"Le plan d’action flamand contre la radicalisation toujours pas exécuté"

Six mois après sa mise en place, le plan d’action flamand de lutte contre la radicalisation n’a que peu très avancé dans la pratique. C’est ce que dénonce le parti d’opposition SP.A. "Des 55 points concrets d’action, à peine 9 ont été effectivement accomplis".

Le plan d’action en 55 points des autorités flamandes avait été mis en place après les attentats de Paris janvier 2015, qui avaient notamment visé la rédaction du journal Charlie Hebdo ainsi qu’un supermarché cacher.

Ces attaques avaient provoqué une véritable onde de choc dans toute l’Europe. Les partis de la majorité et de l’opposition flamande avaient alors travaillé communément pour aboutir en avril à un plan d’action de lutte contre la radicalisation en 55 points.

"A peine 9 points mis en pratique"

"Huit mois après sa mise en place, le plan d’action en question a à peine servi", constate amèrement le SP.A.

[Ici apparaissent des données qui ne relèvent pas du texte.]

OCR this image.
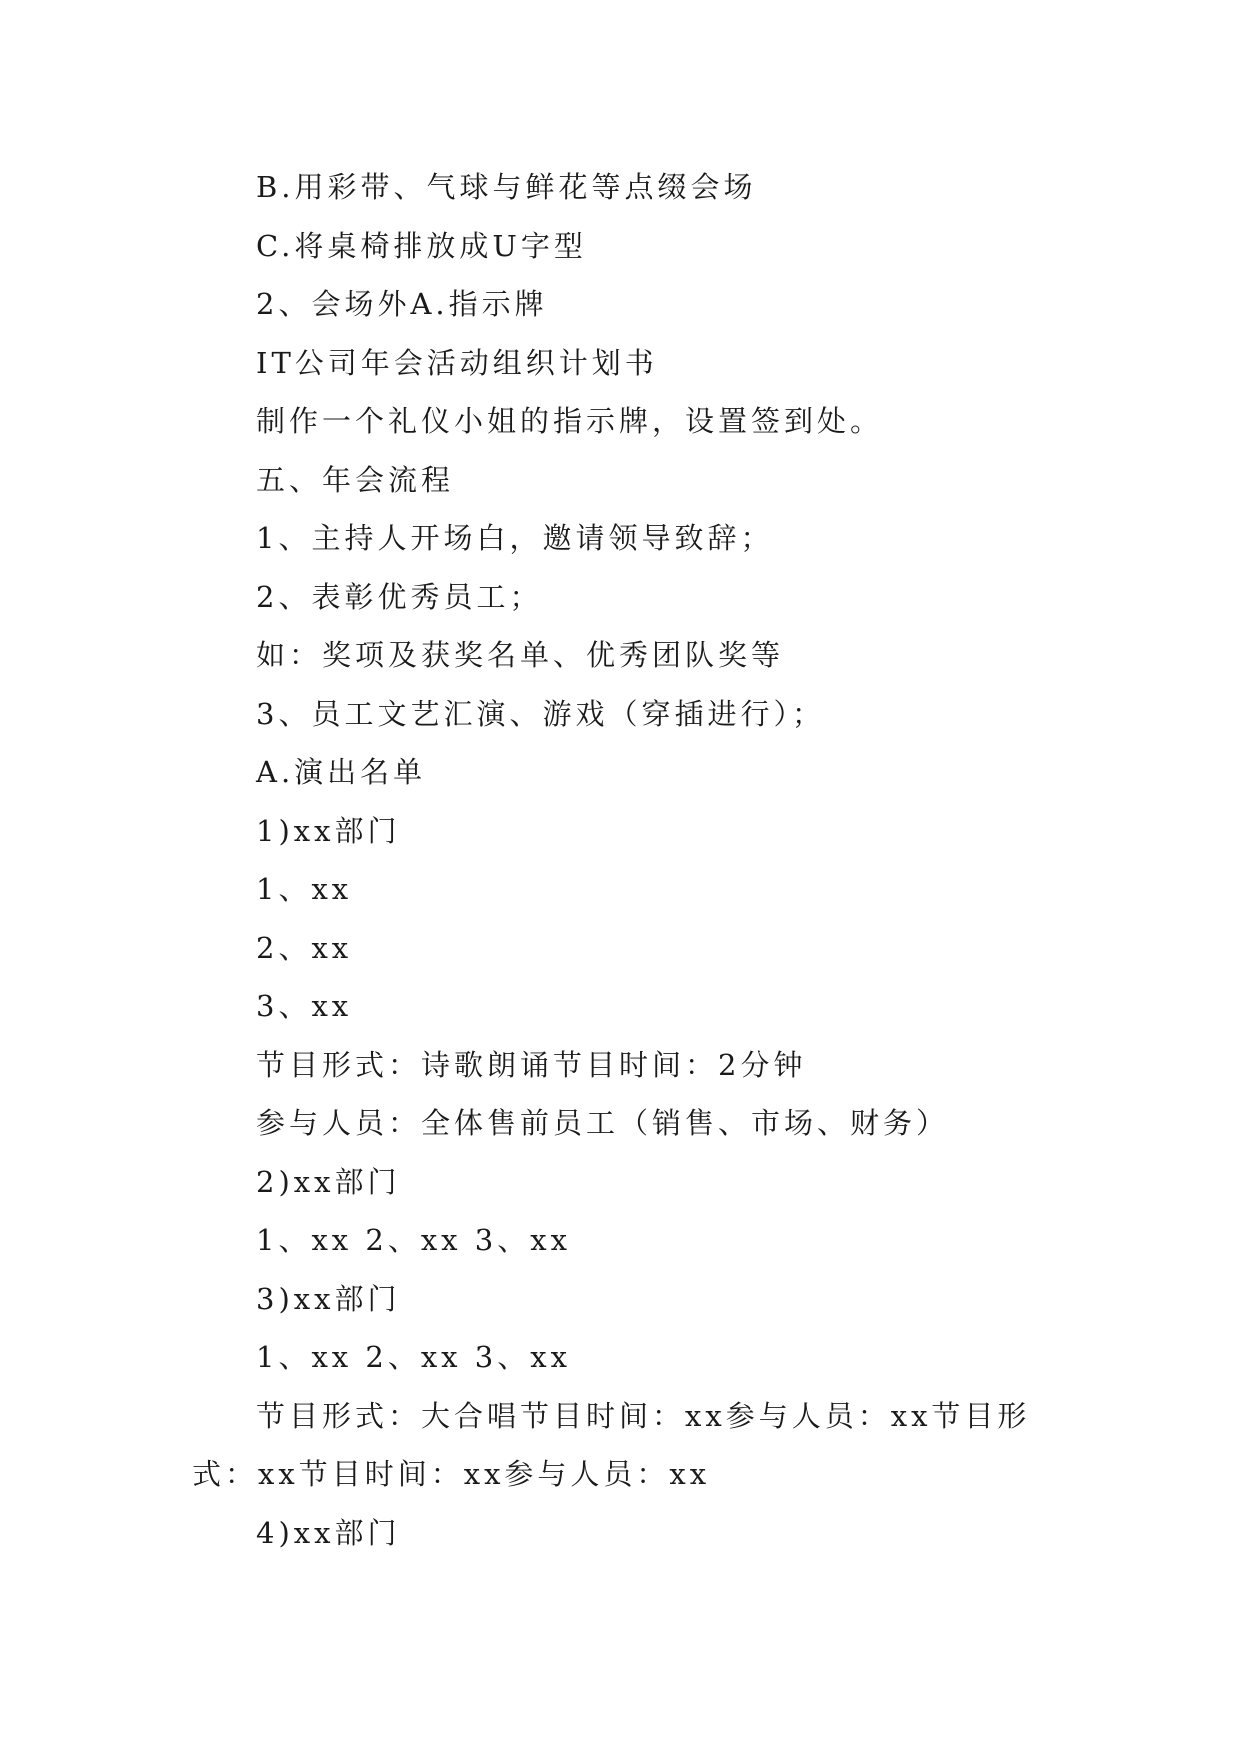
B.用彩带、气球与鲜花等点缀会场

C.将桌椅排放成U字型

2、会场外A.指示牌

IT公司年会活动组织计划书

制作一个礼仪小姐的指示牌，设置签到处。

五、年会流程

1、主持人开场白，邀请领导致辞；

2、表彰优秀员工；

如：奖项及获奖名单、优秀团队奖等

3、员工文艺汇演、游戏（穿插进行）；

A.演出名单

1)xx部门

1、xx

2、xx

3、xx

节目形式：诗歌朗诵节目时间：2分钟

参与人员：全体售前员工（销售、市场、财务）

2)xx部门

1、xx 2、xx 3、xx

3)xx部门

1、xx 2、xx 3、xx

节目形式：大合唱节目时间：xx参与人员：xx节目形式：xx节目时间：xx参与人员：xx

4)xx部门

"Des 55 points concrets d’action, à peine 9 ont été effectivement accomplis. Le gouvernement flamand continue de traîner dans l’application des 46 points d’action restants. 22 points sont actuellement ‘en exécution’, mais pour l’instant sans résultat sur le terrain. Les 24 autres points n’ont même pas encore été entamés", soulignent les socialistes flamands.

L’exemple du niveau fédéral

Le SP.A s’inquiète par ailleurs de voir que même les récents attentats de Paris qui ont coûté la vie à 130 personnes le 13 novembre dernier, et dont le lien direct avec notre pays a été prouvé, ne semblent pas pousser le gouvernement flamand à accélérer la cadence.

"Ces dernières semaines, aucune décision renforçant la lutte contre la radicalisation n’a été prise. Alors que le gouvernement fédéral a pu immédiatement libérer 400 millions d’euros, le budget flamand n’y accorde que 1,6 million en 2016".

"Absence totale sur le terrain"

Toujours selon les socialistes flamands, les points d’action qui ont été remplis sont des points qui peuvent être facilement réalisés "depuis un bureau à Bruxelles". "Sur le terrain, là où c’est nécessaire, la Flandre est totalement absente".

Le SP.A. dénonce également l’absence d’échange d’informations entre la police et les services de prévention ainsi que d’un programme de déradicalisation des (anciens) détenus.